Wednesday, 28 January 2015

Housing Affordability: Motion (Resumed) [Private Members]

 

6:45 pm

Photo of Dan NevilleDan Neville (Limerick, Fine Gael) | Oireachtas source

I welcome the opportunity to contribute to this important debate.

It is important that the Government prioritises the housing area. In our constituency offices, we can judge how real is the issue of social housing. It always was an issue, but it is an increasing issue and the figures bear this out. If one compares the figures from 2005 and 2013, they show the extent of this problem.

The previous housing model was unsustainable and its legacy is ghost estates. There are repossessions and an increase in homelessness because of it. There are people who have really been destroyed due to the levels of borrowing they were able to obtain and not support.

The waiting list increased from 43,000 in 2005 to 98,000 in 2011, and then dropped down to 90,000 in 2013. It is still almost twice the level of need in 2005.

The rent supplement should be examined. There has been a large increase in the number benefiting from rent supplement, which is another indication of the difficulty being experienced by so many. It has increased from 60,000 in 2005 to 97,000 in 2013.

There is also an issue with the rent supplement among those who are on very low incomes and who are ineligible for rent supplement. The circumstances of some of those are as bad as, or worse than, the circumstances of social welfare recipients who are eligible for rent supplement. It is important that would be looked at and that there would be some flexibility in relation to the rent supplement for those who are on very low incomes.

On the construction of houses, the area of planning is still slowing up the bringing of housing proposals to construction. The Minister, Deputy Jan O'Sullivan, will provide considerable funding. She is doing a lot of work in this area and she has brought forward proposals and is operating them. It is so important that we raise this issue and use this opportunity. It takes months, sometimes years, to bring a proposal from where it is accepted to construct social housing to the letting of those houses.

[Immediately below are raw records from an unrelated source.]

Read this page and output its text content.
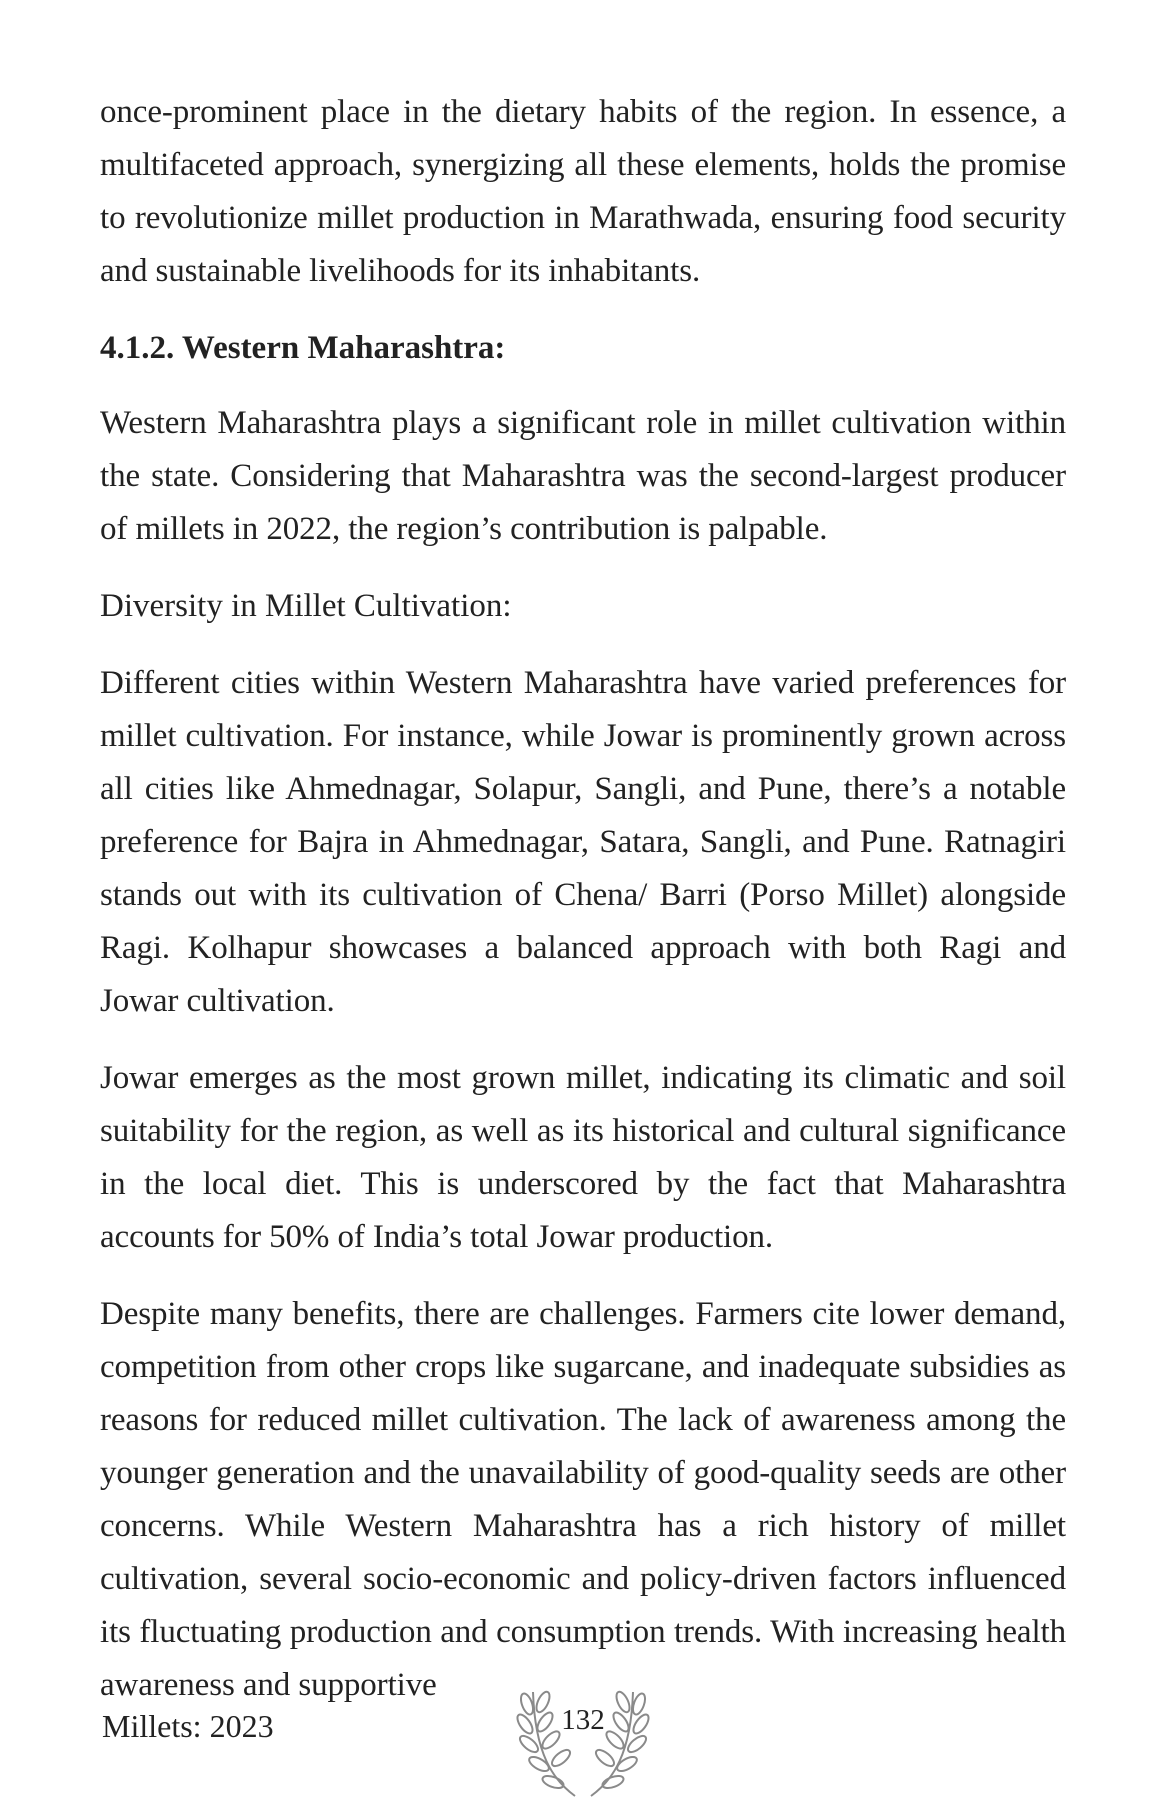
once-prominent place in the dietary habits of the region. In essence, a multifaceted approach, synergizing all these elements, holds the promise to revolutionize millet production in Marathwada, ensuring food security and sustainable livelihoods for its inhabitants.

4.1.2. Western Maharashtra:

Western Maharashtra plays a significant role in millet cultivation within the state. Considering that Maharashtra was the second-largest producer of millets in 2022, the region’s contribution is palpable.

Diversity in Millet Cultivation:

Different cities within Western Maharashtra have varied preferences for millet cultivation. For instance, while Jowar is prominently grown across all cities like Ahmednagar, Solapur, Sangli, and Pune, there’s a notable preference for Bajra in Ahmednagar, Satara, Sangli, and Pune. Ratnagiri stands out with its cultivation of Chena/ Barri (Porso Millet) alongside Ragi. Kolhapur showcases a balanced approach with both Ragi and Jowar cultivation.

Jowar emerges as the most grown millet, indicating its climatic and soil suitability for the region, as well as its historical and cultural significance in the local diet. This is underscored by the fact that Maharashtra accounts for 50% of India’s total Jowar production.

Despite many benefits, there are challenges. Farmers cite lower demand, competition from other crops like sugarcane, and inadequate subsidies as reasons for reduced millet cultivation. The lack of awareness among the younger generation and the unavailability of good-quality seeds are other concerns. While Western Maharashtra has a rich history of millet cultivation, several socio-economic and policy-driven factors influenced its fluctuating production and consumption trends. With increasing health awareness and supportive

Millets: 2023	132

The other issue is that there are thousands of houses in this country which the tenants have left for whatever reason, and these are boarded up. Sometimes two or three years afterwards these houses are not re-let. One of the excuses is that the housing authority needs funding to undertake repairs to these houses, but that is a cheap way of ensuring that houses are made available. Only for maintenance, these are waiting to be let. Some of them I have seen have required only a small amount of maintenance: often a significant level of maintenance is not required.